La batalla de Iwo Jima y la historia de una fotografía que dio la vuelta al mundo
La batalla de Iwo Jima marcó un hito en la Segunda Guerra Mundial. Se escribieron muchos libros sobre ella, entre los cuales destaca uno por ser el más conmovedor. “Flags of Our Fathers” es la historia de los seis soldados estadounidenses que izaron la bandera de su país en el monte Suribachi, durante el brutal enfrentamiento entre japoneses y norteamericanos, inmortalizados en una hermosa fotografía, considerada como la más famosa del mundo.

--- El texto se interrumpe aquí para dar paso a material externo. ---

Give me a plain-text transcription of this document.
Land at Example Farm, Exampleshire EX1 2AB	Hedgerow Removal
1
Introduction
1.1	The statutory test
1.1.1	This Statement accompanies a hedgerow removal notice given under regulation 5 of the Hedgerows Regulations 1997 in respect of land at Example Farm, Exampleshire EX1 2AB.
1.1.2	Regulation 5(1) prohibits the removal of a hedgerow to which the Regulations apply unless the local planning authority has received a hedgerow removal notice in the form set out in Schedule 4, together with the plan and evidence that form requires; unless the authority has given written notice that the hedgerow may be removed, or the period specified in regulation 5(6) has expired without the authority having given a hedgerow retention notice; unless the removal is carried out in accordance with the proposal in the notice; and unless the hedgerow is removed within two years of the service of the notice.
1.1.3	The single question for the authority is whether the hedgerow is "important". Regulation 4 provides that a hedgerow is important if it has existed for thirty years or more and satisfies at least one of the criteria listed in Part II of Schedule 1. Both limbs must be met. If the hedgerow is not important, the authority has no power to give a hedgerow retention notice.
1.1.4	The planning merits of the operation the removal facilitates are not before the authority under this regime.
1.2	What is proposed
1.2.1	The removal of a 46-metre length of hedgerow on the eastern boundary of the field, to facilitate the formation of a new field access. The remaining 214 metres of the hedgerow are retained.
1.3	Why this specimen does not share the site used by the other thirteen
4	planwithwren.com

Entre febrero y marzo del año 1945, 22 mil japoneses y 26 mil norteamericanos murieron en la isla japonesa de Iwo Jima. Para los marines, supuso la mayor masacre de su historia. Pero para James Bradley, autor de este best seller, no sólo se trató de un sangriento enfrentamiento bélico: significó descubrir una historia de largo silencio, una historia difícil de contar y cuyas claves encontró, de casualidad, dentro de unas cajas. Bradley estuvo en Lima y conversó con Terra en exclusiva, revelando los secretos de un libro que va camino a convertirse en clásico.
Aunque parezca mentira, 27 editoriales rechazaron el material. La perseverancia de Bradley hizo que, luego de dos años, la historia fuera publicada y el libro se convirtiera en número uno, como lo fue la fotografía 55 años antes. ¿Qué hizo que esta empresa fuera tan especial? Sucede que el autor es hijo de John H. Bradley, el “Doc”, uno de los seis estadounidenses que clavaron la bandera americana, poco antes de ganar la batalla en la isla Iwo Jima.
Una celebridad entre nosotros
James Bradley nació 9 años después de la sangrienta batalla y acaba de cumplir 55. Es amable, carismático y se dice feliz de estar en el Perú. Nos confiesa que es un viaje mitad placer mitad trabajo: “He venido a disfrutar de este hermoso sol, de la estupenda comida, y también a contactarme con gente porque estoy pensado hacer un libro acerca de los nexos entre Estados Unidos, Perú y China. Me interesa la migración china en el Perú, y cómo Lima servía de paso entre Estados Unidos y Asia”.
Poco después de la muerte de su padre, en 1994, James descubrió una historia fascinante que lo involucraba de una manera conmovedora, pero de la cual John nunca había querido hablar. “Lo extraño fue que él nunca se refirió al tema; le pregunté a mi madre si a ella le habló de la foto de la bandera, y me dijo que solo lo hizo una vez, en su primera cita y durante 7 u 8 minutos. En los 47 años de matrimonio nunca se mencionó la palabra Iwo Jima”.
Cuando el hermano de James buscaba entre las cosas de papá encontró una caja. Allí John Bradley guardaba sus memorias de la guerra. Había, entre otras cosas, una copia de la fotografía de la bandera y una carta escrita a sus padres desde Iwo Jima. Allí escribió que ayudar a levantar la bandera americana había sido el momento más feliz en su vida.